Marella hat ihre Anteile an Dicembre an drei ihrer Enkelkinder, John, seinen Bruder Lapo und seine Schwester Ginevra, aus Margheritas erster Ehe mit dem Journalisten Alain Elkann, weitergegeben.

Margherita möchte, dass die Verträge rückgängig gemacht werden, um ihren Kindern mit ihrem zweiten Ehemann Serge De Pahlen, einem französisch-russischen ehemaligen Fiat-Manager, einen Anteil am Erbe ihrer Großmutter zukommen zu lassen, sagen ihr nahestehende Quellen.

Margherita argumentiert auch, dass nach dem Tod ihres Vaters nicht deklariertes Vermögen entdeckt wurde und dass sie zusammen mit anderen Familienmitgliedern Anspruch auf einen Anteil daran hat.

Eine Quelle auf Margheritas Seite wies Andeutungen zurück, dass der ursprüngliche Vergleich die Möglichkeit abdeckt, dass weitere versteckte Vermögenswerte aus dem Nachlass von Gianni Agnelli gefunden werden.

RECHTSANSPRUCH IN DER SCHWEIZ ODER IN ITALIEN?

Marellas Tod war der Auslöser für die Klage, die im Mittelpunkt des Prozesses steht, der vor drei Jahren in Turin, dem Sitz von Fiat und traditionellem Sitz des Agnelli-Clans, begann.

Es ist der jüngste in einer Reihe von gerichtlichen Auseinandersetzungen um das Erbe, die in den letzten 15 Jahren zwischen der Schweiz und Italien ausgetragen wurden.

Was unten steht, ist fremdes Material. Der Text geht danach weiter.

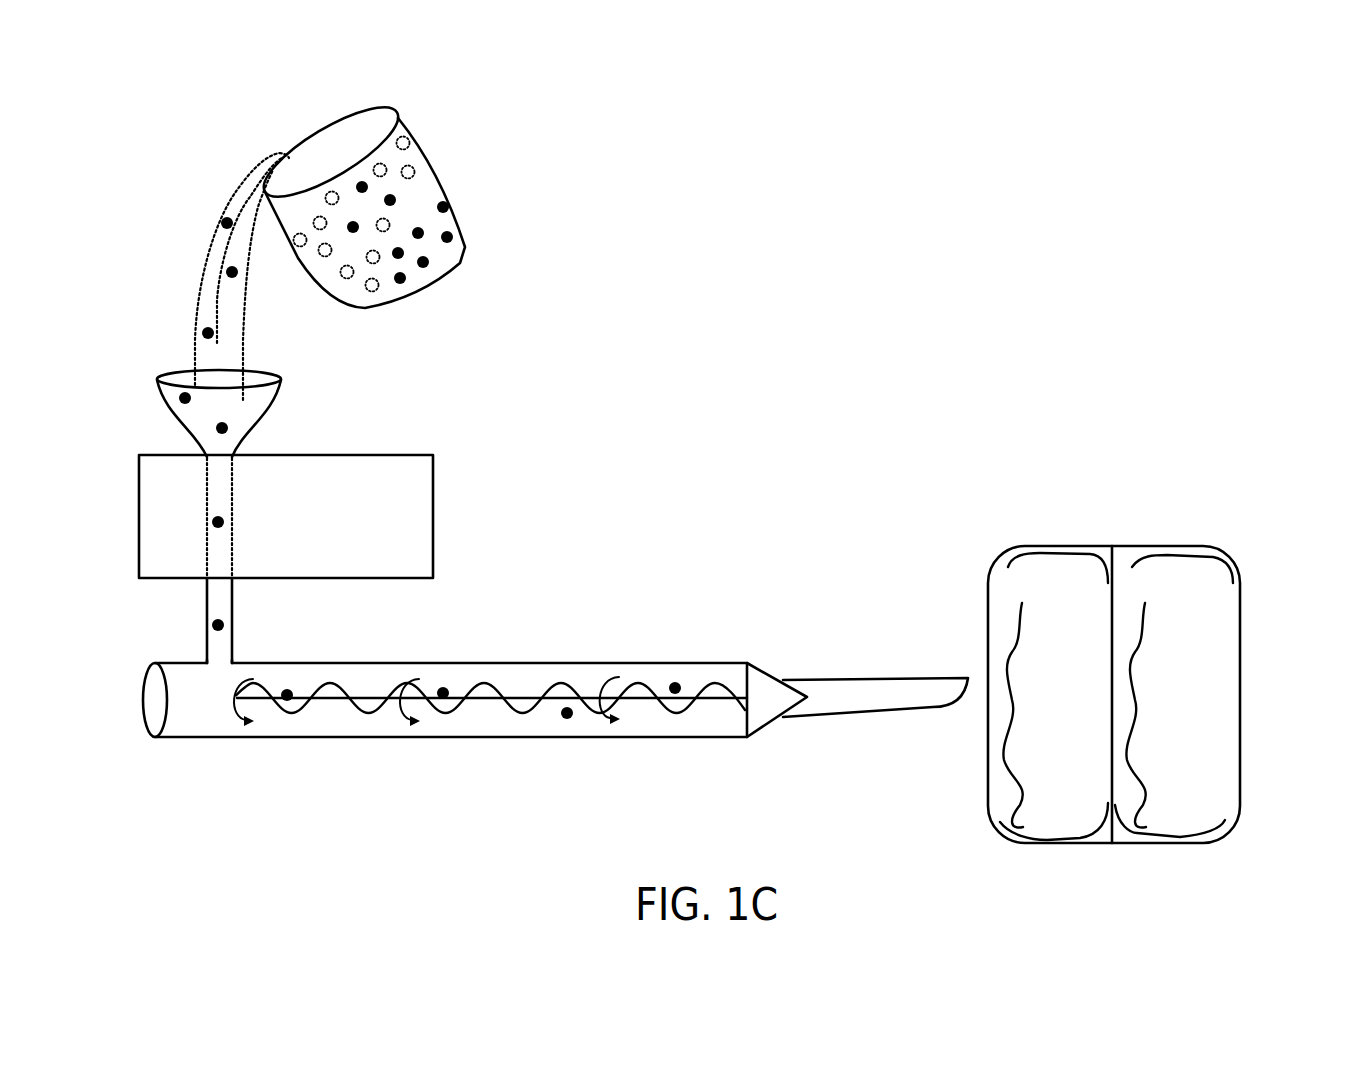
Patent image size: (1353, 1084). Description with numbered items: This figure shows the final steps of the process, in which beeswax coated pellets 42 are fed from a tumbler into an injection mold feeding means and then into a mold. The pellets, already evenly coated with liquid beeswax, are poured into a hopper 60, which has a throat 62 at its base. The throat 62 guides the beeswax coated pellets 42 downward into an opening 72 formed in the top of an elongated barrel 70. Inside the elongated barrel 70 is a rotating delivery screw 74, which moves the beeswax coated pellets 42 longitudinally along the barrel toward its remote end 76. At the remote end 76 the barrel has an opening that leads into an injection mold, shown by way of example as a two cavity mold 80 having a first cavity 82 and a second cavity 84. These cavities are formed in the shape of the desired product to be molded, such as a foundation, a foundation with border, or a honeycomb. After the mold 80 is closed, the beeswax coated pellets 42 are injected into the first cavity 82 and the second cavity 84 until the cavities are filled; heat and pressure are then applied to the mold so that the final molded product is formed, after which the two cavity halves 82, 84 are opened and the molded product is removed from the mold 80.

The beeswax coated pellets 42 is at (203, 333).
The hopper 60 is at (280, 387).
The throat 62 is at (232, 622).
The elongated barrel 70 is at (195, 720).
The opening 72 is at (215, 662).
The rotating delivery screw 74 is at (448, 713).
The remote end 76 is at (933, 680).
The two cavity mold 80 is at (1146, 531).
The first cavity 82 is at (1055, 572).
The second cavity 84 is at (1202, 633).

Margheritas Anwälte in Turin argumentieren, dass die "Genfer Pakte" für null und nichtig erklärt werden sollten, weil sie auf der Grundlage unterzeichnet wurden, dass Marella ihren Wohnsitz in der Schweiz habe, was sie bestreiten. Das italienische Recht verbietet solche Erbschaftspakte.

In den von Margheritas Anwälten beim Gericht in Turin eingereichten Dokumenten, die von Reuters eingesehen wurden und Berichte von Privatdetektiven enthalten, wird behauptet, dass Marella von 2003 bis 2019 nie mehr als vier Monate pro Jahr in der Schweiz verbracht hat und nicht als Schweizerin hätte gelten dürfen.

Quellen, die dem Elkann-Lager nahe stehen, behaupten, dass sowohl die schweizerischen als auch die italienischen Behörden Marella Agnellis Status als in der Schweiz ansässig bestätigt haben, als sie 2019 starb und auch im Jahr 2004, als der Erbvertrag unterzeichnet wurde.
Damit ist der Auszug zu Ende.